Les mots de Sergueï Lavrov à destination des journaux africains. Dans une tribune publiée lors de son arrivée sur le continent, M. Lavrov a déclaré que "La Russie continuera de remplir consciencieusement ses obligations en vertu des traités internationaux concernant l’exportation de nourriture, d’engrais, de sources d’énergie et d’autres biens vitaux pour l’Afrique".

Le ministre a par ailleurs ajouté que la Russie et les pays africains discutaient de l’agenda du deuxième sommet Russie-Afrique, qui devrait se tenir l’an prochain en Russie, selon l’agence étatique Tass. Le premier sommet du genre s’était tenu du 22 au 24 octobre 2019 à Sotchi (sud de la Russie, sur la mer Noire).
 

AFP

L’analyse de Laetitia Spetschinsky, docteure en relations internationales de l’UCLouvain et spécialiste de la Russie

Laetitia Spetschinsky, docteure en relations internationales de l’UCLouvain et spécialiste de la Russie.
Laetitia Spetschinsky, docteure en relations internationales de l’UCLouvain et spécialiste de la Russie. RTBF

1) Pourquoi une tournée africaine maintenant ?

Depuis 2019, Moscou multiplie les efforts pour marquer le retour de la Russie en Afrique. Sergueï Lavrov sur le continent africain, c’est un message clair et prioritaire : "Ce n’est pas la Russie qui est isolée mais c’est l’Occident qui s’isole en mettant de côté la Russie."

Il ne faut pas oublier que la Russie bénéficie d’énormément de soutiens en Afrique. Des relais importants et récents. N’oublions pas la présence des forces Wagner en Centrafrique et au Sahel. Et donc, les commentateurs occidentaux sont bien obligés de remarquer ce retour de la Russie en Afrique.

Le retour en Afrique a bien sûr une dimension idéologique, où Moscou, un peu comme à l’époque soviétique, se présente comme la voix des laissés-pour-compte, le seul état prêt à tendre la main, à négocier avec les États d’Afrique, ce n’est pas un mouvement des non-alignées mais c’est l’idée que la Russie va rétablir un ordre démocratique à l’échelle internationale c’est-à-dire redonner voix à ceux qui n’en ont plus depuis l’indépendance, depuis la fin de l’union soviétique qui a fait perdre des gouvernements communistes en Afrique et qui ont été balayés de la carte. La Russie regagne ce terrain idéologique.

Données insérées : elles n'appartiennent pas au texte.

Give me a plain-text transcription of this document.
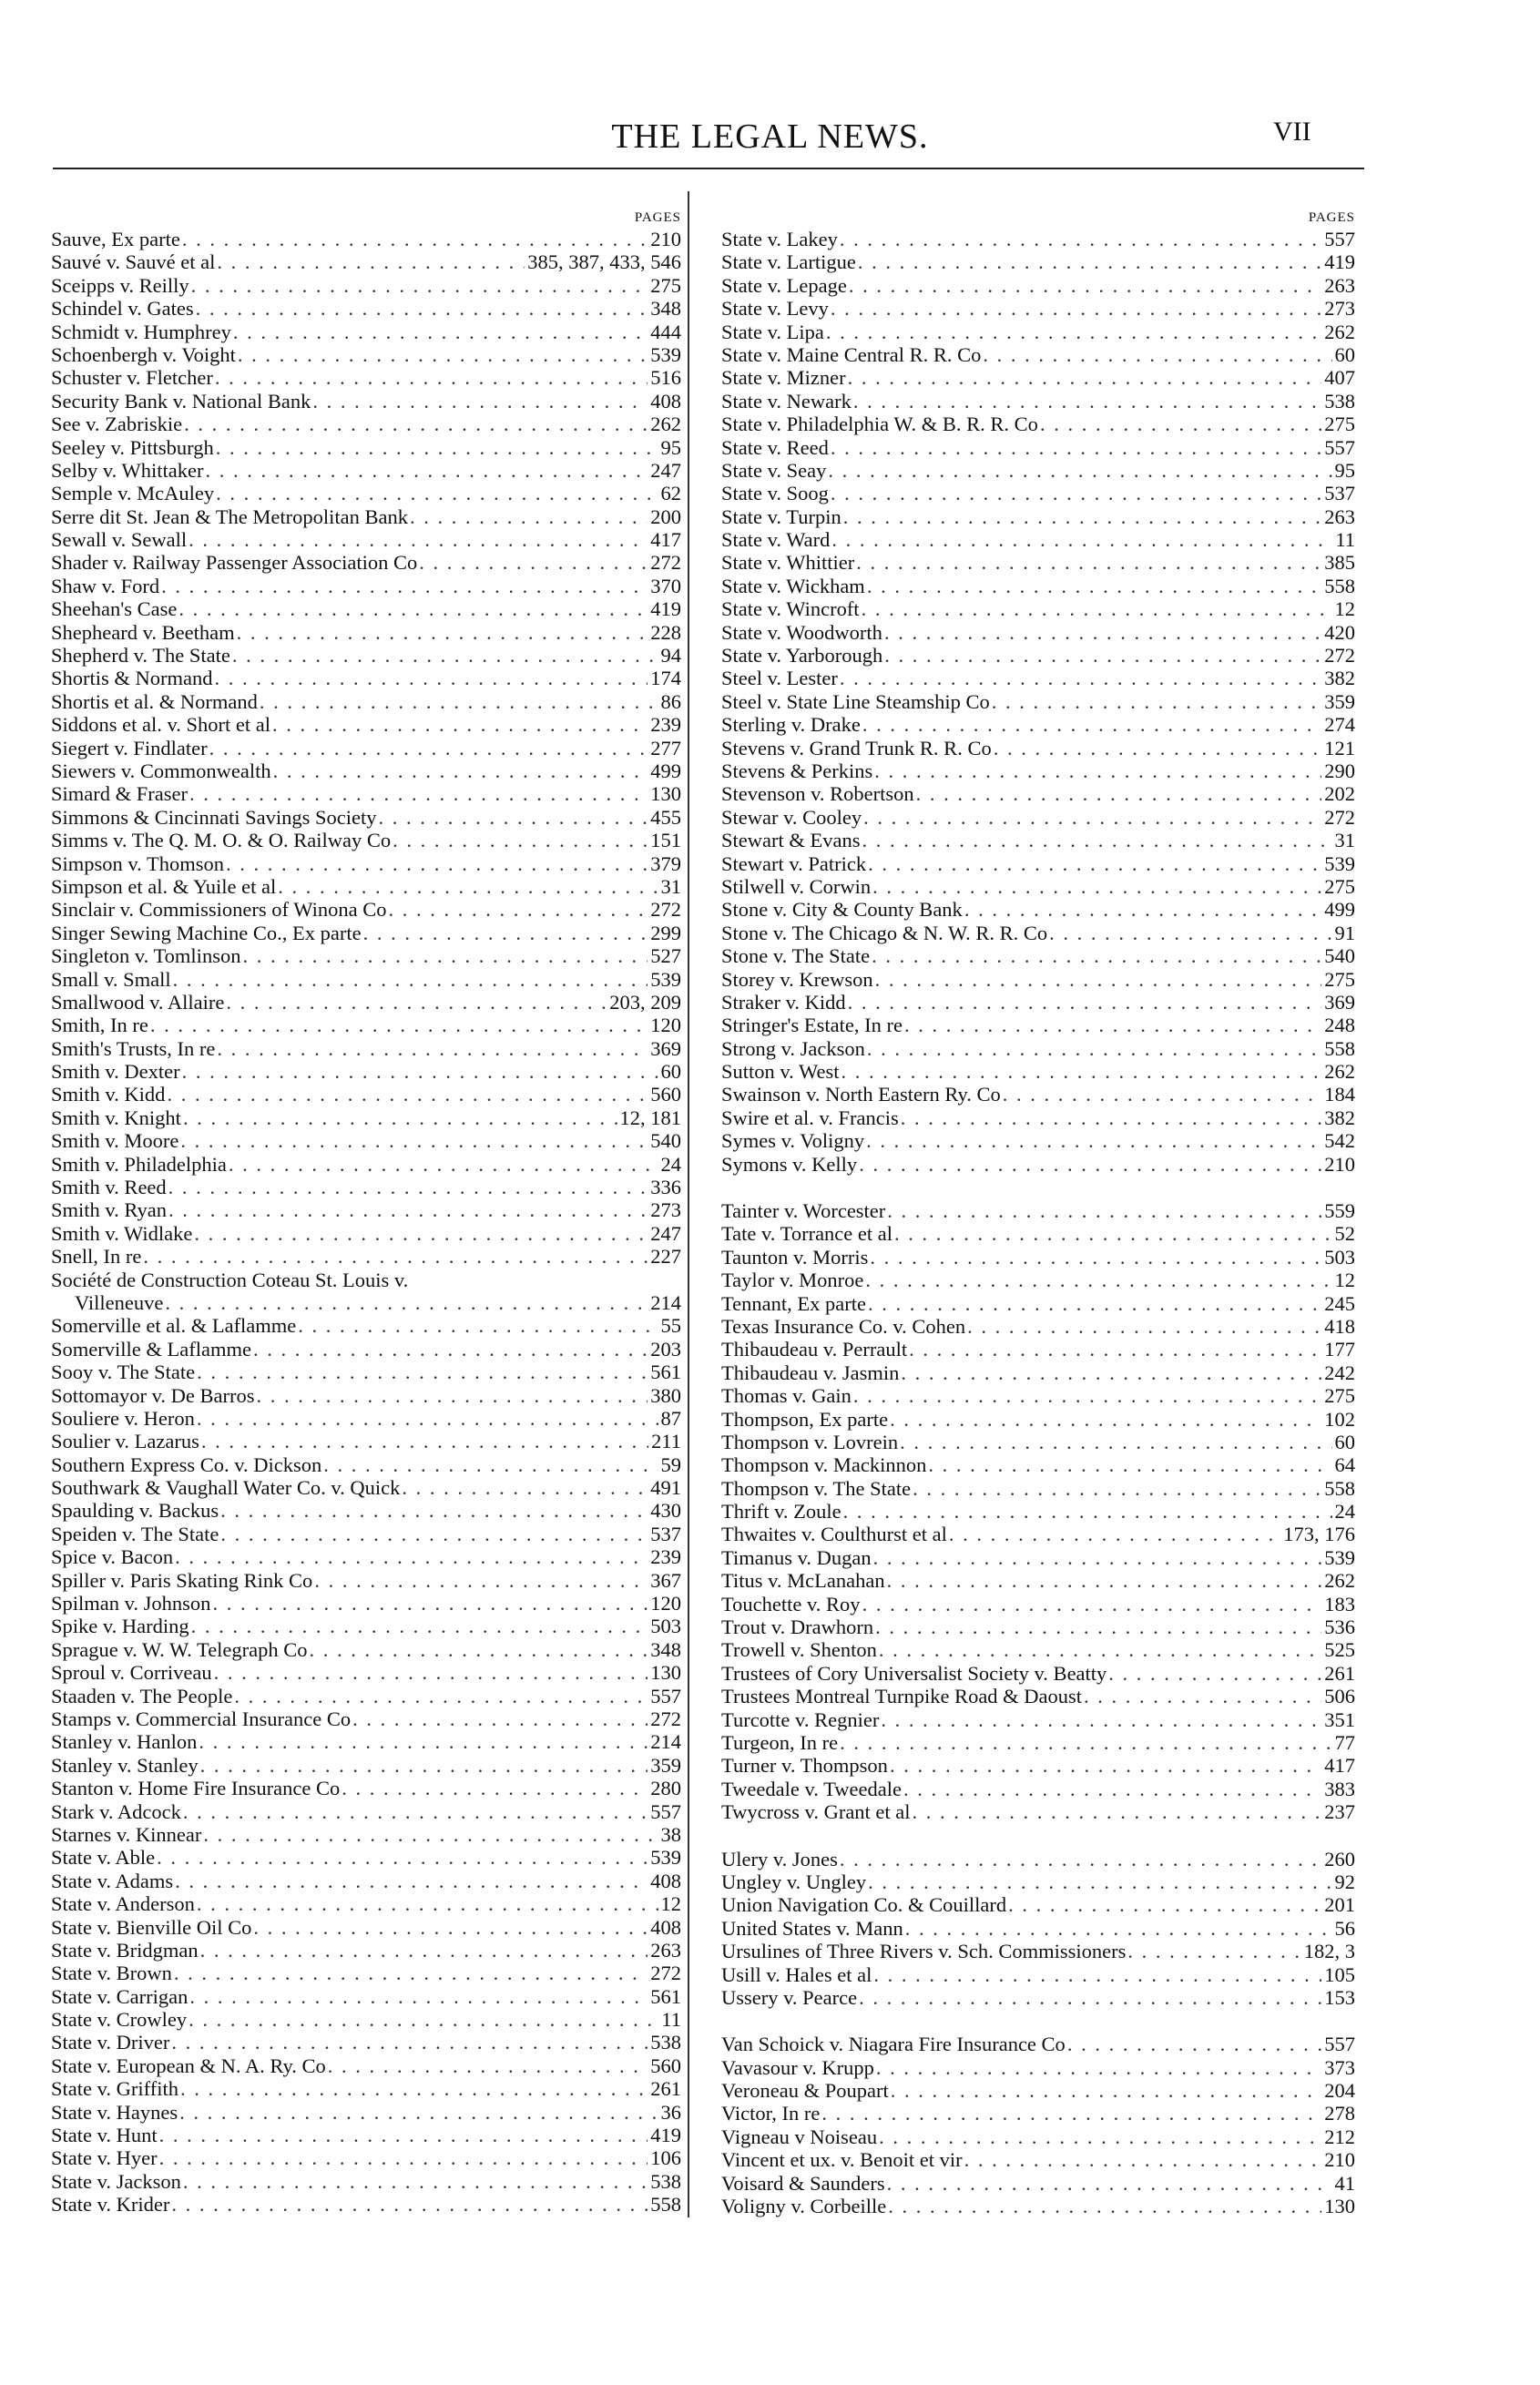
THE LEGAL NEWS.	VII
PAGES
Sauve, Ex parte . . .	210
Sauvé v. Sauvé et al . . .	385, 387, 433, 546
Sceipps v. Reilly . . .	275
Schindel v. Gates . . .	348
Schmidt v. Humphrey . . .	444
Schoenbergh v. Voight . . .	539
Schuster v. Fletcher . . .	516
Security Bank v. National Bank . . .	408
See v. Zabriskie . . .	262
Seeley v. Pittsburgh . . .	95
Selby v. Whittaker . . .	247
Semple v. McAuley . . .	62
Serre dit St. Jean & The Metropolitan Bank . . .	200
Sewall v. Sewall . . .	417
Shader v. Railway Passenger Association Co . . .	272
Shaw v. Ford . . .	370
Sheehan's Case . . .	419
Shepheard v. Beetham . . .	228
Shepherd v. The State . . .	94
Shortis & Normand . . .	174
Shortis et al. & Normand . . .	86
Siddons et al. v. Short et al . . .	239
Siegert v. Findlater . . .	277
Siewers v. Commonwealth . . .	499
Simard & Fraser . . .	130
Simmons & Cincinnati Savings Society . . .	455
Simms v. The Q. M. O. & O. Railway Co . . .	151
Simpson v. Thomson . . .	379
Simpson et al. & Yuile et al . . .	31
Sinclair v. Commissioners of Winona Co . . .	272
Singer Sewing Machine Co., Ex parte . . .	299
Singleton v. Tomlinson . . .	527
Small v. Small . . .	539
Smallwood v. Allaire . . .	203, 209
Smith, In re . . .	120
Smith's Trusts, In re . . .	369
Smith v. Dexter . . .	60
Smith v. Kidd . . .	560
Smith v. Knight . . .	12, 181
Smith v. Moore . . .	540
Smith v. Philadelphia . . .	24
Smith v. Reed . . .	336
Smith v. Ryan . . .	273
Smith v. Widlake . . .	247
Snell, In re . . .	227
Société de Construction Coteau St. Louis v.
Villeneuve . . .	214
Somerville et al. & Laflamme . . .	55
Somerville & Laflamme . . .	203
Sooy v. The State . . .	561
Sottomayor v. De Barros . . .	380
Souliere v. Heron . . .	87
Soulier v. Lazarus . . .	211
Southern Express Co. v. Dickson . . .	59
Southwark & Vaughall Water Co. v. Quick . . .	491
Spaulding v. Backus . . .	430
Speiden v. The State . . .	537
Spice v. Bacon . . .	239
Spiller v. Paris Skating Rink Co . . .	367
Spilman v. Johnson . . .	120
Spike v. Harding . . .	503
Sprague v. W. W. Telegraph Co . . .	348
Sproul v. Corriveau . . .	130
Staaden v. The People . . .	557
Stamps v. Commercial Insurance Co . . .	272
Stanley v. Hanlon . . .	214
Stanley v. Stanley . . .	359
Stanton v. Home Fire Insurance Co . . .	280
Stark v. Adcock . . .	557
Starnes v. Kinnear . . .	38
State v. Able . . .	539
State v. Adams . . .	408
State v. Anderson . . .	12
State v. Bienville Oil Co . . .	408
State v. Bridgman . . .	263
State v. Brown . . .	272
State v. Carrigan . . .	561
State v. Crowley . . .	11
State v. Driver . . .	538
State v. European & N. A. Ry. Co . . .	560
State v. Griffith . . .	261
State v. Haynes . . .	36
State v. Hunt . . .	419
State v. Hyer . . .	106
State v. Jackson . . .	538
State v. Krider . . .	558
PAGES
State v. Lakey . . .	557
State v. Lartigue . . .	419
State v. Lepage . . .	263
State v. Levy . . .	273
State v. Lipa . . .	262
State v. Maine Central R. R. Co . . .	60
State v. Mizner . . .	407
State v. Newark . . .	538
State v. Philadelphia W. & B. R. R. Co . . .	275
State v. Reed . . .	557
State v. Seay . . .	95
State v. Soog . . .	537
State v. Turpin . . .	263
State v. Ward . . .	11
State v. Whittier . . .	385
State v. Wickham . . .	558
State v. Wincroft . . .	12
State v. Woodworth . . .	420
State v. Yarborough . . .	272
Steel v. Lester . . .	382
Steel v. State Line Steamship Co . . .	359
Sterling v. Drake . . .	274
Stevens v. Grand Trunk R. R. Co . . .	121
Stevens & Perkins . . .	290
Stevenson v. Robertson . . .	202
Stewar v. Cooley . . .	272
Stewart & Evans . . .	31
Stewart v. Patrick . . .	539
Stilwell v. Corwin . . .	275
Stone v. City & County Bank . . .	499
Stone v. The Chicago & N. W. R. R. Co . . .	91
Stone v. The State . . .	540
Storey v. Krewson . . .	275
Straker v. Kidd . . .	369
Stringer's Estate, In re . . .	248
Strong v. Jackson . . .	558
Sutton v. West . . .	262
Swainson v. North Eastern Ry. Co . . .	184
Swire et al. v. Francis . . .	382
Symes v. Voligny . . .	542
Symons v. Kelly . . .	210
Tainter v. Worcester . . .	559
Tate v. Torrance et al . . .	52
Taunton v. Morris . . .	503
Taylor v. Monroe . . .	12
Tennant, Ex parte . . .	245
Texas Insurance Co. v. Cohen . . .	418
Thibaudeau v. Perrault . . .	177
Thibaudeau v. Jasmin . . .	242
Thomas v. Gain . . .	275
Thompson, Ex parte . . .	102
Thompson v. Lovrein . . .	60
Thompson v. Mackinnon . . .	64
Thompson v. The State . . .	558
Thrift v. Zoule . . .	24
Thwaites v. Coulthurst et al . . .	173, 176
Timanus v. Dugan . . .	539
Titus v. McLanahan . . .	262
Touchette v. Roy . . .	183
Trout v. Drawhorn . . .	536
Trowell v. Shenton . . .	525
Trustees of Cory Universalist Society v. Beatty . . .	261
Trustees Montreal Turnpike Road & Daoust . . .	506
Turcotte v. Regnier . . .	351
Turgeon, In re . . .	77
Turner v. Thompson . . .	417
Tweedale v. Tweedale . . .	383
Twycross v. Grant et al . . .	237
Ulery v. Jones . . .	260
Ungley v. Ungley . . .	92
Union Navigation Co. & Couillard . . .	201
United States v. Mann . . .	56
Ursulines of Three Rivers v. Sch. Commissioners . . .	182, 3
Usill v. Hales et al . . .	105
Ussery v. Pearce . . .	153
Van Schoick v. Niagara Fire Insurance Co . . .	557
Vavasour v. Krupp . . .	373
Veroneau & Poupart . . .	204
Victor, In re . . .	278
Vigneau v Noiseau . . .	212
Vincent et ux. v. Benoit et vir . . .	210
Voisard & Saunders . . .	41
Voligny v. Corbeille . . .	130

Un autre point, c’est la sécurité. On a une présence du groupe Wagner qui vient aider les gouvernements qui en font la demande (ou pas d’ailleurs, mais c’est une autre question) en important des armes, des entraînements, des hommes etc. Mais aussi en fournissant directement des armes qui étaient également une des grandes fonctions de l’Union soviétique. Et l’agence d’exportation d’armes russe Rosoboronexport a augmenté ses relais de manière significative dans certains états. On parle de l’Algérie, de l’Égypte, d’autres États d’Afrique subsaharienne. Donc la présence en tant qu’exportateur d’armes a fortement augmenté. Et pas seulement les armes, mais aussi les technologies nucléaires, on en a parlé avec l’Égypte, et ça, c’est le travail de Rosatom (société nationale pour l’énergie atomique) et bien entendu, il y a aussi toute la gamme des services de sécurité.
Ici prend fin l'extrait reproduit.